Obesity affects rich countries, of course: it is a symptom of affluence and
urbanisation. But it is occurring much earlier than anyone had expected in
middle-income places. Obesity among children there used to be unheard of.
Last year China's vice-minister for health, Wang Longde, said more than a
fifth of Chinese children between seven and 17 who live in cities are
overweight—a proportion that presumably reflects not only the wealth of
China's urban elite but the amount of money they lavish on their "little
emperors" (the single children they are limited to by China's one-child
policy).

Yet despite all the evidence that chronic disease is the world's biggest
health problem, most poor countries focus on infectious disease and their
health policies are usually based on the idea that infections should be
controlled before chronic conditions. These choices no doubt partly reflect
bureaucratic inertia at health ministries and investment in fighting
infections by medical charities and drugs firms.

*Not just statistics*

It is true that there are better reasons why poor countries might want to
concentrate on infections despite the growth of chronic disease. Infectious
illnesses are usually simpler to deal with than chronic ones, requiring
inoculation campaigns rather than long-term care, changes of lifestyle and
the uphill work of public education. Moreover, if you inoculate a child
against malaria, you considerably reduce his or her chances of dying from
that disease, since most deaths from malaria occur among children under ten.
If you lower someone's risk of getting a heart condition at 50, you might
well find they get it at 60. The disease can only be managed.
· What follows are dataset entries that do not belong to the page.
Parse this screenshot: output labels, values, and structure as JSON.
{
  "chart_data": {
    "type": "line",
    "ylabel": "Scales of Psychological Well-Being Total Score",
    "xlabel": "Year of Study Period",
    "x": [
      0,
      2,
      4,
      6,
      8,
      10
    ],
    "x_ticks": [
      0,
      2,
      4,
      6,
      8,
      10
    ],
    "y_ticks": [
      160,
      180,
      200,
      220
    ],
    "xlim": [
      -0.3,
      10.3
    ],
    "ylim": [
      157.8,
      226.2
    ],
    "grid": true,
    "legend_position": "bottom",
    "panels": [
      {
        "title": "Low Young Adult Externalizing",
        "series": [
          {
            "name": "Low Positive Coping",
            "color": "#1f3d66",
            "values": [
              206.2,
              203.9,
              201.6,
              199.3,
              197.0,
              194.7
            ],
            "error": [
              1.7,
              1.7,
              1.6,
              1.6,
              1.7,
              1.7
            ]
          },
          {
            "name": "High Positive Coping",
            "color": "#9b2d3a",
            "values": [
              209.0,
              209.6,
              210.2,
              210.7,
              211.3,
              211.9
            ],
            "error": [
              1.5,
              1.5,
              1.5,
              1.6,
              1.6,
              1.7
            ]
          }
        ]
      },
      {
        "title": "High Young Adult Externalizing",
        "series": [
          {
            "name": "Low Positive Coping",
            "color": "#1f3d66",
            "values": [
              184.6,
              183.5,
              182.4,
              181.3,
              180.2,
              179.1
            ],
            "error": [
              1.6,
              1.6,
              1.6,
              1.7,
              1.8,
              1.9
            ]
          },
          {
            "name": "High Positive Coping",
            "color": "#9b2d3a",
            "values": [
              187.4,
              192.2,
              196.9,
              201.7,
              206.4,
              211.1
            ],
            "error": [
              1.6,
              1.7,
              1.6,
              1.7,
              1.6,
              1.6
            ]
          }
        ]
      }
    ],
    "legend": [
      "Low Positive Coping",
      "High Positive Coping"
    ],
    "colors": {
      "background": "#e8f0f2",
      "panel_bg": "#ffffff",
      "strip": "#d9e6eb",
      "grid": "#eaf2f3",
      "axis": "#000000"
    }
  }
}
Still, it can be managed better: the contrast between death rates from heart
attacks (falling in the West, rising elsewhere) shows that. Stalin said a
single death is a tragedy, a million deaths, a statistic. But millions of
avoidable deaths are millions of tragedies. Chronic disease is already the
biggest problem for poor and middle-income countries. To concentrate so much
on infections is to add to the health burden of the next generation in what
are already the world's poorest, unhealthiest places.